Right to housing

What is the right to housing?

The right to housing is the right to live in a sufficiently secure and peaceful place without fear of arbitrary destruction or eviction. 

note The right to housing is not a right to ‘the roof over one’s head’. 

It is called a right to adequate housing because it is closely associated with the concept of human dignity. 

How to determine if housing is adequate?

Adequate housing has the following characteristics: 

1. Legal security of tenure: property may be rented or owned, public or private, but all persons should have legal guarantees against forced eviction.

2. Availability of services, materials, facilities and infrastructure: this refers to all necessary facilities for decent life - safe drinking water, energy for cooking, electricity, heating, sanitation and so on.

3. Affordability: costs related to housing must not leave a person on the verge of poverty, it must not threaten the fulfilment of a person’s basic needs.

4. Habitability: adequate housing must protect a person’s physical safety from cold, heat, rain, wind or other environmental threats.

5. Accessibility: it should be possible to reach one’s housing. This is especially relevant for vulnerable groups: elderly persons, persons with mobility issues, terminally ill patients, etc.  

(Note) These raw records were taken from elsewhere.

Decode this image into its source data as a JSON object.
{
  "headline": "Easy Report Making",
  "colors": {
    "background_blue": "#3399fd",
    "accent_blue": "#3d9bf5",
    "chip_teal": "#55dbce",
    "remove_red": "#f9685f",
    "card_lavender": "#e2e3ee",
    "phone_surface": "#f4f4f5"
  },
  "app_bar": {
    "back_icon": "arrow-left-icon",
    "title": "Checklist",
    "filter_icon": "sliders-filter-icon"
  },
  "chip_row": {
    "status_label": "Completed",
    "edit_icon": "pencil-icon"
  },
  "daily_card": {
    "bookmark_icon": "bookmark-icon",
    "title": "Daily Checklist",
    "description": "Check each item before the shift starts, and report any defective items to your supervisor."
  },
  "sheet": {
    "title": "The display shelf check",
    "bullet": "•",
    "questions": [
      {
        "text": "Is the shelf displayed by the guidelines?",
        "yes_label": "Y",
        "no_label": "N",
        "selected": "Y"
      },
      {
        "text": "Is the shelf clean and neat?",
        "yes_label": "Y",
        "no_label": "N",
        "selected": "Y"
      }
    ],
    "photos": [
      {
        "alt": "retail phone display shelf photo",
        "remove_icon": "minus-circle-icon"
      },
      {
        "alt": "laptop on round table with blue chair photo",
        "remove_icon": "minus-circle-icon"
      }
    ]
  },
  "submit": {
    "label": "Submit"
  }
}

6. Location: it should be possible to access one’s place of employment, hospitals, schools, etc. at a cost proportionate to a person’s (or family’s) income. Housing also must not be located in a dangerous or polluted area.

7. Cultural adequacy: housing should be appropriate for the society that uses it. Housing is not just a need, but also an expression of a person’s or a group’s identity, so it must correspond to it. 

Who protects this right?

As the State is the main guarantor of human rights, it must take steps towards the realisation of this right. 

More specifically, the State has three types of obligations:

1. The obligation to respect means that the State should not violate or interfere with this right. Thus, the following conduct is prohibited:

  • forced evictions
  • discriminatory policies related to housing
  • denying housing

2. The obligation to protect means that the State should prevent violations by other parties. It includes: 

  • adopting relevant legislation
  • regulating the housing and rental markets 
  • ensuring that private actors (e.g., energy companies, providers or water supply, etc.) do not interfere with the right to housing

3. The obligation to fulfil requires the state to adopt a set of measures to ensure the realisation of this right. It includes:

  • adopting a national housing policy
  • preventing homelessness
  • providing housing subsidies

What if the State does not have enough resources? 

The right to housing does not mean that the State has to build free housing for all its population. 

The core of this right is non-discrimination: everyone has the right to live in decent conditions. Accordingly, the state’s primary action should be addressing discrimination in housing-related matters and preventing homelessness. 

International recognition of this right

Wars lead not only to the loss of lives but also to the loss of homes. Housing gets destroyed or is no longer safe, forcing people to leave.  Losing one’s home is always traumatic and leads to the loss of other rights. 

The first catalogue of human rights adopted shortly after the Second World War, the 1948 Universal Declaration of Human Rights provides in Article 25(1): 

Everyone has the right to a standard of living adequate for the health and well-being of himself and of his family, including food, clothing, housing and medical care and necessary social services, and the right to security in the event of unemployment, sickness, disability, widowhood, old age or other lack of livelihood in circumstances beyond his control.

The right to adequate housing is also recognised in other international conventions.